Building on a down slope block can be challenging
When building on a down slope block the first thing to consider is the degree of slope that you will have to deal with. Generally the steeper the block the more challenging the building will be. A down slope block goes downhill when looking at it from the front. This means that depending on how steep your block is, your home will look similar to a home built on a flat block from the front. On steeper sites the house may be sunken in relation to the foot path as the foot path will be the highest point of the block. In some cases you may require steps from the footpath down to the front door and a number of retaining walls in the front (done in landscape) where the site may have been cut.
When building on a down slope block it is a good idea to try and have the garage and front entry on a similar plane. Down slope blocks usually require less excavation that an up slope block. This tends to reduce the size and number of retaining walls.
On the down side, without careful consideration the driveway on a down slope block can be quite steep and will slope towards the front of the garage. This can be an issue for backing out and parking in the driveway. To avoid an impractical and potentially dangerous driveway it should always be designed to the Australian Standard
Down slope blocks are easier to step in line with the contour of the land and lend themselves well to split level design. With a split level design the taller ceilings will be to the rear of the home and the lower ones to the front before the split level.
With higher ceilings you will find that the living areas will feel light and airy and feel much larger than they actually are. Always try and keep the ceiling heights at no more than 3 meters high to avoid excessive labour and material costs. Also consider that heating and cooling gets harder as the ceilings get higher.
With a down slope block you will find that there is more and more air space under the floor as the block falls away. By the time you reach the rear of the home there is usually sufficient height under the floor to create another habitable space. This space is referred to as a basement floor.
Unlike an up slope block the basement is not created by excessive excavation, and sometimes is not under ground at all. By using the natural fall of the land the basement floor can be built with a relatively small amount of earthworks and retaining walls.

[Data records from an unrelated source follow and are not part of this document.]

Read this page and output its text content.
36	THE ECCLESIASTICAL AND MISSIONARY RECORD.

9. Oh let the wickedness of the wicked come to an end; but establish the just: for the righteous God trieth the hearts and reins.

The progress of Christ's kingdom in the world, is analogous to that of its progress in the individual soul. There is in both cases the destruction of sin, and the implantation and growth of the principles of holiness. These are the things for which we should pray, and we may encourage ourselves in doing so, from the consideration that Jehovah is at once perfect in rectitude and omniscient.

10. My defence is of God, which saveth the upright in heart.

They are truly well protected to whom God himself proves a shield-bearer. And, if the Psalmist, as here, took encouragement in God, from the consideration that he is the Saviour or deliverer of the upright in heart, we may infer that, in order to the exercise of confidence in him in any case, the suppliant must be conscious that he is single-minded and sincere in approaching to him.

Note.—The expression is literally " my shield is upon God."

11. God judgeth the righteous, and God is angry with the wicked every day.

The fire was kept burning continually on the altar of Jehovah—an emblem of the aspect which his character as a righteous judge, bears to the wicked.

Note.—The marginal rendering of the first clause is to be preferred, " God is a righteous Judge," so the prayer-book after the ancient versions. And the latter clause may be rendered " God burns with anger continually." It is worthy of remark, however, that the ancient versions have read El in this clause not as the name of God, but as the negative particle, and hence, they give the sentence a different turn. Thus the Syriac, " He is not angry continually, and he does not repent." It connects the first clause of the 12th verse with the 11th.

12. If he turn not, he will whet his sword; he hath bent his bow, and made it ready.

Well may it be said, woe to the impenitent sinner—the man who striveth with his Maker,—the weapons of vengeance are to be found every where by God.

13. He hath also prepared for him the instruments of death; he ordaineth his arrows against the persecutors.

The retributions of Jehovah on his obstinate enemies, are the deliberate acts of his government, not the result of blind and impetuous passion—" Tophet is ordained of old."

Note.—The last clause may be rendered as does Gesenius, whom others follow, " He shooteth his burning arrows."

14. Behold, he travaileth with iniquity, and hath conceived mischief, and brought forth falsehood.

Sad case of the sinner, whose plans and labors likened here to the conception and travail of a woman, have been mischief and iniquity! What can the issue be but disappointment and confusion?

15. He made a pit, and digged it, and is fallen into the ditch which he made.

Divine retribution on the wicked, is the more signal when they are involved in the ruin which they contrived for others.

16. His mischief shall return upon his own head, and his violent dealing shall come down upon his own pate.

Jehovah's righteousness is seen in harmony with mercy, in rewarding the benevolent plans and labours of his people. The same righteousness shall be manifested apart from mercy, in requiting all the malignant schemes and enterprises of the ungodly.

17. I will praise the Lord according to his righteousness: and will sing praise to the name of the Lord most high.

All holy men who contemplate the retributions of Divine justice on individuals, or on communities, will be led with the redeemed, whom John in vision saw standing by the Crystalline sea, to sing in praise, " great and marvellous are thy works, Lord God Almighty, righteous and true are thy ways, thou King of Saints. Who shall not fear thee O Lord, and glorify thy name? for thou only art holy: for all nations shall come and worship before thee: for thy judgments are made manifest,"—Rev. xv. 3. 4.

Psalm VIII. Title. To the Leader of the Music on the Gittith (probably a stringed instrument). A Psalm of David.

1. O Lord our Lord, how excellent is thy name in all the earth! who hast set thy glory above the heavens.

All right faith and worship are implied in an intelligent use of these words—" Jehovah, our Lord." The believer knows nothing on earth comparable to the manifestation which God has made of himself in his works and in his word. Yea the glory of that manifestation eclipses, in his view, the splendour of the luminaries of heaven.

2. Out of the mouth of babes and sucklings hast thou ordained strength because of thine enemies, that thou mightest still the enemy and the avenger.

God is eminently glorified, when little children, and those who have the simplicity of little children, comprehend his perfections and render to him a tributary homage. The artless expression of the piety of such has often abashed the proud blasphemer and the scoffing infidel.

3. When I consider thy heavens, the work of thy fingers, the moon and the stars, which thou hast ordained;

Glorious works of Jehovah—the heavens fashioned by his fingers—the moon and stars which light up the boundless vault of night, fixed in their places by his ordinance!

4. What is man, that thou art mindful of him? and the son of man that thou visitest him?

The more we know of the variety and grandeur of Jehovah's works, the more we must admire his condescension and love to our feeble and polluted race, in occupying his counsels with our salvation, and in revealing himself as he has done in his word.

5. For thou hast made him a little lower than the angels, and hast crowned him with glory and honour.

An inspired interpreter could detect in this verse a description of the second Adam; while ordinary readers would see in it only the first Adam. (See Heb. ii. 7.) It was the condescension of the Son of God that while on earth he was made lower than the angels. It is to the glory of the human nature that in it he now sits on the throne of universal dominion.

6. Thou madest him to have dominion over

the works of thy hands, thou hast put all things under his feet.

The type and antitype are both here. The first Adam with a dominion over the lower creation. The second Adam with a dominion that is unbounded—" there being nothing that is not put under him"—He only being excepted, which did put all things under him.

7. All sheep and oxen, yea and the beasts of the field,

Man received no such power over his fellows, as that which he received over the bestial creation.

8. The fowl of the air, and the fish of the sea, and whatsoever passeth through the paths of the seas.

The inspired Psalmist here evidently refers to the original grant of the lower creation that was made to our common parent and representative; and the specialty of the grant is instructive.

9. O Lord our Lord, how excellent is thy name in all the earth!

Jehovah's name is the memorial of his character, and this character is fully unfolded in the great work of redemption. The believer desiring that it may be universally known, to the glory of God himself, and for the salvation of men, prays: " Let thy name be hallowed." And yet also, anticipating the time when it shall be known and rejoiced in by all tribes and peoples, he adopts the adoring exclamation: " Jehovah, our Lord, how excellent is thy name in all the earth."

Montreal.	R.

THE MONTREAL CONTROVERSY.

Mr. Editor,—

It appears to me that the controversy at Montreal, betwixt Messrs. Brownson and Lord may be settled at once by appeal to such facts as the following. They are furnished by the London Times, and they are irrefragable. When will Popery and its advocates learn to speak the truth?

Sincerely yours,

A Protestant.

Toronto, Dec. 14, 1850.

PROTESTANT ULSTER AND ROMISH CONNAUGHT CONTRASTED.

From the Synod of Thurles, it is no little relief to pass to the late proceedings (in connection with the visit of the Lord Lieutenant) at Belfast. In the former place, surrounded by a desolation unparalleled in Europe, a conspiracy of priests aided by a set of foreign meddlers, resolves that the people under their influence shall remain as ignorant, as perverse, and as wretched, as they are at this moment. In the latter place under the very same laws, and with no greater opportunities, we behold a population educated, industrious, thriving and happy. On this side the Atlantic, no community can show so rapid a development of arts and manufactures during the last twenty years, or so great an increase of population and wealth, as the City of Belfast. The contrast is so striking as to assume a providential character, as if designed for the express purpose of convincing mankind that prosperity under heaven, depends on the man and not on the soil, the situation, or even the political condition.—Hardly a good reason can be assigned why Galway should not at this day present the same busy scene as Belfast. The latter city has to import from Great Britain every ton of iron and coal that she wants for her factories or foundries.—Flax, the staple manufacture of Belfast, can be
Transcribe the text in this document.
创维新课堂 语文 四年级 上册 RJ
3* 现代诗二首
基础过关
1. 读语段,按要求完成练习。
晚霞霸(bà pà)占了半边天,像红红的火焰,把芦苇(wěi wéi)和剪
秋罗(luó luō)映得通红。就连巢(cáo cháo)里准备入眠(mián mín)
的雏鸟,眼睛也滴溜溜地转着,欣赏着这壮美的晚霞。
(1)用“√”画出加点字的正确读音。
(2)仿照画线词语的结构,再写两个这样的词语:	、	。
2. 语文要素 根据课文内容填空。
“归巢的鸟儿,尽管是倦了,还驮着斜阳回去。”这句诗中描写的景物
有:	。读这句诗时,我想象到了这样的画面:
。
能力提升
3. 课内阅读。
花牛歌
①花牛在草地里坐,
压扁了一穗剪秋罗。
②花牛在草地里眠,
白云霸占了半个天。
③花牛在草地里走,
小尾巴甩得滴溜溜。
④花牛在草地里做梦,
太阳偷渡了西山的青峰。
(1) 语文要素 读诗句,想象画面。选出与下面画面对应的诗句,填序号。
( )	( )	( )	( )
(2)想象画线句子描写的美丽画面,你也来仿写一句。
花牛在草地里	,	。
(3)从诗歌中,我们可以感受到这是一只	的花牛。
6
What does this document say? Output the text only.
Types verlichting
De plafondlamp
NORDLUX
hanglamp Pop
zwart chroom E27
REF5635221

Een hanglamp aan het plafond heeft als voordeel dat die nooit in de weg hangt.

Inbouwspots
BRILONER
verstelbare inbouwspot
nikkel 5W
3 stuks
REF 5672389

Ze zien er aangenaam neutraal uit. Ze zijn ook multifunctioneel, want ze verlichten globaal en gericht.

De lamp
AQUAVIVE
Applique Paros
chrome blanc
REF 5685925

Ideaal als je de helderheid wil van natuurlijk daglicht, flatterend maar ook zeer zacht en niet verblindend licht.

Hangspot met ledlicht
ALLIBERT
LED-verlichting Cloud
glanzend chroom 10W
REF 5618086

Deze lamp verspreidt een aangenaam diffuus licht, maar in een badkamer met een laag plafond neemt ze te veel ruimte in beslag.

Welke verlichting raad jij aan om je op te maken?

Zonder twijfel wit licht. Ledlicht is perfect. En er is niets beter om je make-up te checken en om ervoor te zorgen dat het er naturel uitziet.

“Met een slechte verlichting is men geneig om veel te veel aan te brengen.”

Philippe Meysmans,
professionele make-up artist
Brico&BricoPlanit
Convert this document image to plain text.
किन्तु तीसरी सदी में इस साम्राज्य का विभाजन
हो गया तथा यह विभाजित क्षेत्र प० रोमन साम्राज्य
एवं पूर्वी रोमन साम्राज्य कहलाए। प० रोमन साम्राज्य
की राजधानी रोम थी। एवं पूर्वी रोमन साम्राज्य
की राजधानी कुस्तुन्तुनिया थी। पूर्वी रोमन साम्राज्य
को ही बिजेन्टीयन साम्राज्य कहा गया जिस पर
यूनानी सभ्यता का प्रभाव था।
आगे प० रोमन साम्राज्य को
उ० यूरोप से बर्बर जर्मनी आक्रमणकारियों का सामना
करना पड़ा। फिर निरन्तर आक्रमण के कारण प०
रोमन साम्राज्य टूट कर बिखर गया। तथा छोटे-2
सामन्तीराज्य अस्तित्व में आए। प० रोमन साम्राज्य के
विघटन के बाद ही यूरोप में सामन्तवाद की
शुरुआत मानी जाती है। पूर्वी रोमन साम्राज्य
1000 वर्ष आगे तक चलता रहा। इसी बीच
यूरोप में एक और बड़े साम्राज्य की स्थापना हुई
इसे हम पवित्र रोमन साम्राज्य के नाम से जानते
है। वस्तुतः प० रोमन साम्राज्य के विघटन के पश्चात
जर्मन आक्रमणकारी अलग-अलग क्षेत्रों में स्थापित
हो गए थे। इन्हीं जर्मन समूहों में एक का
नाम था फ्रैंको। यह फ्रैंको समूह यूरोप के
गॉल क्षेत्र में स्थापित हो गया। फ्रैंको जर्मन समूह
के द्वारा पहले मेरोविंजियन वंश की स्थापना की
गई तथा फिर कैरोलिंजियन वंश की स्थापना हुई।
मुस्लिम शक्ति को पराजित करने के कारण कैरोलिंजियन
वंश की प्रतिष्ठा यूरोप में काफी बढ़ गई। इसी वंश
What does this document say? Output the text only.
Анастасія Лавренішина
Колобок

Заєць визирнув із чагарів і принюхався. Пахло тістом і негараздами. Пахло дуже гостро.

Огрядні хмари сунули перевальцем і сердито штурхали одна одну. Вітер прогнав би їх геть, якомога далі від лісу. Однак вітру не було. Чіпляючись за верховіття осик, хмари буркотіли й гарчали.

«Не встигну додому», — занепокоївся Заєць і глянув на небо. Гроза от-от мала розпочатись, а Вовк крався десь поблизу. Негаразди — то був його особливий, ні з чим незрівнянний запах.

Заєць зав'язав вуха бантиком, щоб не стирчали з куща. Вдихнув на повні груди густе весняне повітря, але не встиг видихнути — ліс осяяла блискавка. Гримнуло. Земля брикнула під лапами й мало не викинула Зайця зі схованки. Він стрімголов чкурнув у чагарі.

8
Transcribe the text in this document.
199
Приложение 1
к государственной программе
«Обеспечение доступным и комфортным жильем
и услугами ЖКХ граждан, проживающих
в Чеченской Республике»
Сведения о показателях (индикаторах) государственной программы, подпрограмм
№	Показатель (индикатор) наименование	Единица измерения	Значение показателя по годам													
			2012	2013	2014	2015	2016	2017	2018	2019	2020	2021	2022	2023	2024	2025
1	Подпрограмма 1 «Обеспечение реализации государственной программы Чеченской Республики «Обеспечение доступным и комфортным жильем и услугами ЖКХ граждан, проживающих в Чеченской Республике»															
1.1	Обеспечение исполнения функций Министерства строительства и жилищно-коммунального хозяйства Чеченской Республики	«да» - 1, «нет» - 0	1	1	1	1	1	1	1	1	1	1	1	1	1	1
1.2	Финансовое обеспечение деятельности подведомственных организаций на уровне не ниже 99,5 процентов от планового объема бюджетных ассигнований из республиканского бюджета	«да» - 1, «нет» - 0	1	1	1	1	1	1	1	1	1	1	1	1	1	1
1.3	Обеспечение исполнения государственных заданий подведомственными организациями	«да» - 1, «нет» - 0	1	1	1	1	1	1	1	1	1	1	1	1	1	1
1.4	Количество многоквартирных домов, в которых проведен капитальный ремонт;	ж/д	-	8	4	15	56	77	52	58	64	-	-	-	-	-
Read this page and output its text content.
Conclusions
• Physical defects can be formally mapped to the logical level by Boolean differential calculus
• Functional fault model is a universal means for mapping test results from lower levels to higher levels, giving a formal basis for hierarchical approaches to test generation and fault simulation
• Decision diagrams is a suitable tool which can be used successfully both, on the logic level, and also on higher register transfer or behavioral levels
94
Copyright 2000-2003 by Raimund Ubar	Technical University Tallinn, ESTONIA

The illustration below shows how the spilt level and basement will work in a down slope home and how it uses the slope of the land to achieve this.
A basement can be quite large and add considerable floor area to the home, which translates to more material, labour and construction costs.
However if you decide not to build the basement to save money, be aware that you would still need to construct the sub floor, brick footings and foundations which make up a significant portion of the cost. Therefore converting what would otherwise be under floor storage to habitable space does make sense.
There can be some challenges to achieving the required 6 star energy rating when building on a down slope block. This is caused by the use of a sub floor as opposed to a slab. You may need to increase the insulation and use double glazed windows due to the loss of the insulating properties of a slab.
Visually the rear of the home will be quite imposing as it will be as high as 3 levels depending on the type of home you design. There is a great opportunity for the living rooms to be designed to take in surrounding views and even panoramic views if desired.
Although it can be more expensive building on a down slope block, with good design the costs can be reduced to make your home more affordable.